Lettre autographe signée à Marie-Louise Terrasse, dite Catherine Langeais

[Fort d’Ivry], 17 novembre 1938

“COMMENT EXPLIQUER CE HASARD QUI NOUS FIT RENCONTRER UN SOIR DE BAL ?”

MYSTIQUE DE LA PURETÉ CHEZ FRANÇOIS MITTERRAND : “SEUL COMPTE L’ABSOLU, ET SEUL L’ABSOLU PEUT OFFRIR LE BONHEUR”.

BALANCEMENT ENTRE LE TUTOIEMENT ET LE VOUVOIEMENT

2 pp. in-8 (269 x 209mm), encre noire. 

CONTENU : 

Le 17 novembre 1938

Ma petite fille bien-aimée,

Comme hier, je vous écris à treize heures. Et même scénario : tout à l’heure, il va me falloir descendre quatre à quatre l’escalier que tant de clous ont martelé ! Hier soir, vous étiez contre moi, et je pouvais vous exprimer mon amour (jamais assez bien). Et chaque fois que je vous quitte, je pense : “jamais je ne pourrai l’aimer davantage”… Et pourtant, j’ai l’impression de vous aimer toujours davantage. Cela tient sans doute au fait que nous nous connaissons chaque jour mieux : terrible épreuve dont nous sortons plus sûrs de nous, avec la certitude d’un amour indestructible.

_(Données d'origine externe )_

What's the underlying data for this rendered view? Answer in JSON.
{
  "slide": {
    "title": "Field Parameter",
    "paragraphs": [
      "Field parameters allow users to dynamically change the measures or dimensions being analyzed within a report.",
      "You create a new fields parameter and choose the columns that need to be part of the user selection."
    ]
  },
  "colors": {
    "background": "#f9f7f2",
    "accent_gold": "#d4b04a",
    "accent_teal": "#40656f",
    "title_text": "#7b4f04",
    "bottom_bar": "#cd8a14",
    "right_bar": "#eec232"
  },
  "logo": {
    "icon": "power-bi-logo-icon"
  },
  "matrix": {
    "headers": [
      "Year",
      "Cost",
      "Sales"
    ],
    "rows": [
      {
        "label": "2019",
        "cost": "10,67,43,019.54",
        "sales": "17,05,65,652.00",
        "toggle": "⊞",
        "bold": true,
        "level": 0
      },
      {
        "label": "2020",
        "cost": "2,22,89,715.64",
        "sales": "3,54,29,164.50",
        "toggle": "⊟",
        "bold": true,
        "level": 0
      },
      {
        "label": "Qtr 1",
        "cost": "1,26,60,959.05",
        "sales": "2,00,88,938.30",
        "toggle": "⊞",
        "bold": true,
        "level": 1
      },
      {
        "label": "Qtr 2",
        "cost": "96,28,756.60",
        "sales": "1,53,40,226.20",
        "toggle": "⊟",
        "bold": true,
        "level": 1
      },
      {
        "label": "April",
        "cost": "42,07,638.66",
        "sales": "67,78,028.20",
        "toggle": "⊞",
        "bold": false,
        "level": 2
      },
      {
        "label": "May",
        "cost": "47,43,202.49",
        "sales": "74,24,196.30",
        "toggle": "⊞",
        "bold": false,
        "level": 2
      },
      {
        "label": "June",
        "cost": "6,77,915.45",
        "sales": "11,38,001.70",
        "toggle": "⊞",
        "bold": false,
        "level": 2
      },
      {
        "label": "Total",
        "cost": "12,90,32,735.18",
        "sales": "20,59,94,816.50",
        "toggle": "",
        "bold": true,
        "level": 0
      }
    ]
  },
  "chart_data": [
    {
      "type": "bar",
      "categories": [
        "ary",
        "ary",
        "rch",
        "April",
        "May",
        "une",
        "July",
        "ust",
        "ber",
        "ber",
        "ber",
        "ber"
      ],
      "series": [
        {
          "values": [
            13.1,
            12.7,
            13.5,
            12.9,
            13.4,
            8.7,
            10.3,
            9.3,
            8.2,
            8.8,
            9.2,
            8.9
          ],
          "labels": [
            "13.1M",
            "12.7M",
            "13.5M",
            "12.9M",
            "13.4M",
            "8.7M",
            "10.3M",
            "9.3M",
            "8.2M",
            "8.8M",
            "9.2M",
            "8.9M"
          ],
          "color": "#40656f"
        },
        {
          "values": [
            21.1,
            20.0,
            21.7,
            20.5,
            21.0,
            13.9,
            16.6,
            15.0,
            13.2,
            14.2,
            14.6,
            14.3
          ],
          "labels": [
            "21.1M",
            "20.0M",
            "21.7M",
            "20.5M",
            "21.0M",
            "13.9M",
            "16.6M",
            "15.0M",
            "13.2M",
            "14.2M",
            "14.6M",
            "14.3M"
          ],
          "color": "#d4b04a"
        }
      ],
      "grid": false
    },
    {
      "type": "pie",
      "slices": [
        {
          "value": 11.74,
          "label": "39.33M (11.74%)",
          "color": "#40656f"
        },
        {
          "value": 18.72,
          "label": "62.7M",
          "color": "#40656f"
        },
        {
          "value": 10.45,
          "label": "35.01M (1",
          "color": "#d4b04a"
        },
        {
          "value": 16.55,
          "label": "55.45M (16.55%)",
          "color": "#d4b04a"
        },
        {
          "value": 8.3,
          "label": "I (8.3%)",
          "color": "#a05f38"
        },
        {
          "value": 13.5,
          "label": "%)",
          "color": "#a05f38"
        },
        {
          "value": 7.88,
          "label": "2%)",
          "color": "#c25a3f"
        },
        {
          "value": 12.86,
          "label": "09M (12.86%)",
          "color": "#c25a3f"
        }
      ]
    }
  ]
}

Ma toute petite fille chérie, comment comprendre ce hasard qui nous fit rencontrer un soir de bal, et qui nous fit aimer dès la première fois ? Et surtout comment comprendre qu’un amour, né sans autre fondement qu’une impression, ait pu s’avérer durable, ait pu résister à une connaissance approfondie ? Oh ma très chérie, comme je vous aime de ne pas m’avoir déçu ! Comme je vous aime de me découvrir ainsi votre âme tout neuve, de me donner tout ce que l’on ne donne qu’une seule fois de toutes ses forces, avec toute sa volonté de vivre.

Je crois que la force d’aimer s’use comme tout le reste quand on l’abandonne à tous vents ! Mais je la crois plus solide que le temps quand on la donne de tout son être, sans restrictions. Seul compte l’absolu, et seul l’absolu peut offrir le bonheur. Parce que je vous aime totalement, avec l’adhésion absolue de mon être, je sais maintenant ce qu’est le bonheur. La vie pourrait m’être hostile et ne me laisser que des déceptions, je serais encore plus fort qu’elle car je vous ai : le reste ne signifie plus rien.

Ma bien-aimée, comme nous devrons vivre avec attention ! Nous devrons rejeter sans hésiter tout ce qui pourra nous diviser : notre amour est désormais notre bonheur. Tout ce qui s’acharnera contre nous deux, qui avons tout puisque nous nous aimons, nous devrons l’écraser sans faiblesse. Ma Marie-Louise, je t’adore. Je sais que tu m’aimes, et je suis heureux par toi. Tu sais que je ferai tout pour toi, tout. Ce soir je te verrai. je ne penserai plus qu’à cela d’ici là, et quand je tiendrai ton visage tu sauras la vérité de mon amour.

Et maintenant je vais prendre mon fusil. Cet après-midi, tir. À cinq heures, hop là ! Je passe le poste, et vais retrouver celle que j’aime. Je serai mal rasé : pourquoi, aussi, perdre tout ce temps à vous écrire, Mademoiselle ma chérie ? Pourquoi ! Parce que je t’aime plus que tout au monde.